Seed capital is a measure of life; it is the amount of time taken to generate it.
I discovered the tips I outline below during my quest for more investment knowledge.
Define your goal: Investing needs to be directed and targeted. It would be best to define your goal, why you are investing, and the timeline to achieve that goal. Is it to be financially free? Is it to pay your children’s tuition fees? Is it to buy a house? Knowing the reason behind your investment would determine the types of investment that you do. Also, the timeline would help you determine how much risk you should take.
Determine your risk appetite: This point is essential because your investment should not affect your peace of mind! Your investment should not keep you awake all night worrying. Therefore, understand if you are a high risk-taker or medium risk-taker, or even low-risk taker. There are investment options for all these categories, and one category is not better than another. You can achieve your goal in each category, but the timeline might be different. To balance your risk, you could decide on a percentage system, i.e., invest 50% of your capital in low-risk, 30% in medium-risk, and 20% in high-risk. Based on your goals and timeline, you can re-adjust the percentages.

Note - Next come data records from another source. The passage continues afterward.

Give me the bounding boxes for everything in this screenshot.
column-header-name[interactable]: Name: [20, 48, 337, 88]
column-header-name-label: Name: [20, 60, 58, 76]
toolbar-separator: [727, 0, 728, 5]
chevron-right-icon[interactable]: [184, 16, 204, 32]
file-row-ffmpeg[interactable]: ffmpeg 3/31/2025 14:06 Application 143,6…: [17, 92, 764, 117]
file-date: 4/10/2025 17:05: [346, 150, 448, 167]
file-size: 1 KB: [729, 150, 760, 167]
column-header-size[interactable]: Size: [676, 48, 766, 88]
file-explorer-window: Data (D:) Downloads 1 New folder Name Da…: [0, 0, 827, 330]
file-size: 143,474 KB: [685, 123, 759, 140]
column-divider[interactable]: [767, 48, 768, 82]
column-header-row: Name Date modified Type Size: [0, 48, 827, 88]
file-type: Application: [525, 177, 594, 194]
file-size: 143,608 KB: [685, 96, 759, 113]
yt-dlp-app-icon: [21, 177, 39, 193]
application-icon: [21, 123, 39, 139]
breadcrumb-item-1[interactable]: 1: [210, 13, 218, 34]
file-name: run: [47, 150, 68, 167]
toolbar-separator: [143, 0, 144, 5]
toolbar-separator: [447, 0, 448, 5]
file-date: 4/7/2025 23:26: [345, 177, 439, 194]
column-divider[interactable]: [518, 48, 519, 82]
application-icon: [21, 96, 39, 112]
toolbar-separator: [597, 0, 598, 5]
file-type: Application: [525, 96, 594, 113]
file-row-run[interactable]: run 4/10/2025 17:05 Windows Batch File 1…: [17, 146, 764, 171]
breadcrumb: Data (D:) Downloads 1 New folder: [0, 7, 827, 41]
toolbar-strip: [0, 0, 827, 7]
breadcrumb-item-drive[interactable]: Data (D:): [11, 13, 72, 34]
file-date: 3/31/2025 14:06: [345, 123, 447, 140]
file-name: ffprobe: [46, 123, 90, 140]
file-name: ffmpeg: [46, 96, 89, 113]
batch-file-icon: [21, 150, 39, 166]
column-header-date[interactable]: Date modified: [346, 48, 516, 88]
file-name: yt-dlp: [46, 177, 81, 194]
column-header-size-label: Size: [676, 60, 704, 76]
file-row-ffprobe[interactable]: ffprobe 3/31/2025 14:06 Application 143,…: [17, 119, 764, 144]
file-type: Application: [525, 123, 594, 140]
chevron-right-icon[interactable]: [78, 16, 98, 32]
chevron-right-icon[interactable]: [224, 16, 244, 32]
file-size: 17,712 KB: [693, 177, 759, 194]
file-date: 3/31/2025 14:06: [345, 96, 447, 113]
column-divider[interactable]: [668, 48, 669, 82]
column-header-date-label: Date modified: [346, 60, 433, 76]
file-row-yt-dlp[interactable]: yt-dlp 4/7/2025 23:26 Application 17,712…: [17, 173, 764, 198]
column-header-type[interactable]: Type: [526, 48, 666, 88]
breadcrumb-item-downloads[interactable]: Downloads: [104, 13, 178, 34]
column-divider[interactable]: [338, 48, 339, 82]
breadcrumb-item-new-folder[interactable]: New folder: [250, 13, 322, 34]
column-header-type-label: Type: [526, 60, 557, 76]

Due Diligence: This is a powerful lesson I learned on my quest. Due diligence means investigating the investment opportunity. Investigating the opportunity would include researching the business, researching the business founder/management and their reputation, the market forces that would affect the company, the volatility of the market that the business services, researching about the risk of the investment opportunity many more. Taking time to perform your due diligence or employing a lawyer to perform it is essential. Take every investment opportunity at face value (even if your closest companion proposed it), be skeptical, and do your due diligence so you can make an informed decision.
Without due diligence, you are not investing; you are gambling!
Start small: Whenever there is a possibility to invest a little at first in an opportunity, always take it. Do not invest considerable capital in a new opportunity too soon. Take your time, test the process, test the people. This lesson does not replace due diligence; it just gives you time to validate the results you found while doing your due diligence and reducing the risk.
Diversify: In every investment opportunity, there is a measure of risk; therefore, since your capital is valuable, it is wise to spread it over several investments. Please do not put all your eggs in one basket as the adage goes but instead spread it into different baskets. Do not spread your capital too thin, though. The more investment opportunities you invest in, the more time you need to dedicate to due diligence and monitoring. Spread your capital but only to the number of investment opportunities that you can manage.
Learn from others: Investing does not have to be a lonely activity. Find people around you that have achieved what you wish to achieve as an investor. Learn how they did it, pay them for the knowledge if necessary (we tend to value what we paid for). Take courses, learn how people from different countries did it. Implement their ideas, grow, and then grow some more.
I began to apply the tips I outlined above as soon as I learned it, and it has uncovered hidden traps that I would not have found a year ago in some investment opportunities that I found. Investing is not gambling, and it is not for some class of people. Following the due process will increase your chances of success. Good luck on your journey.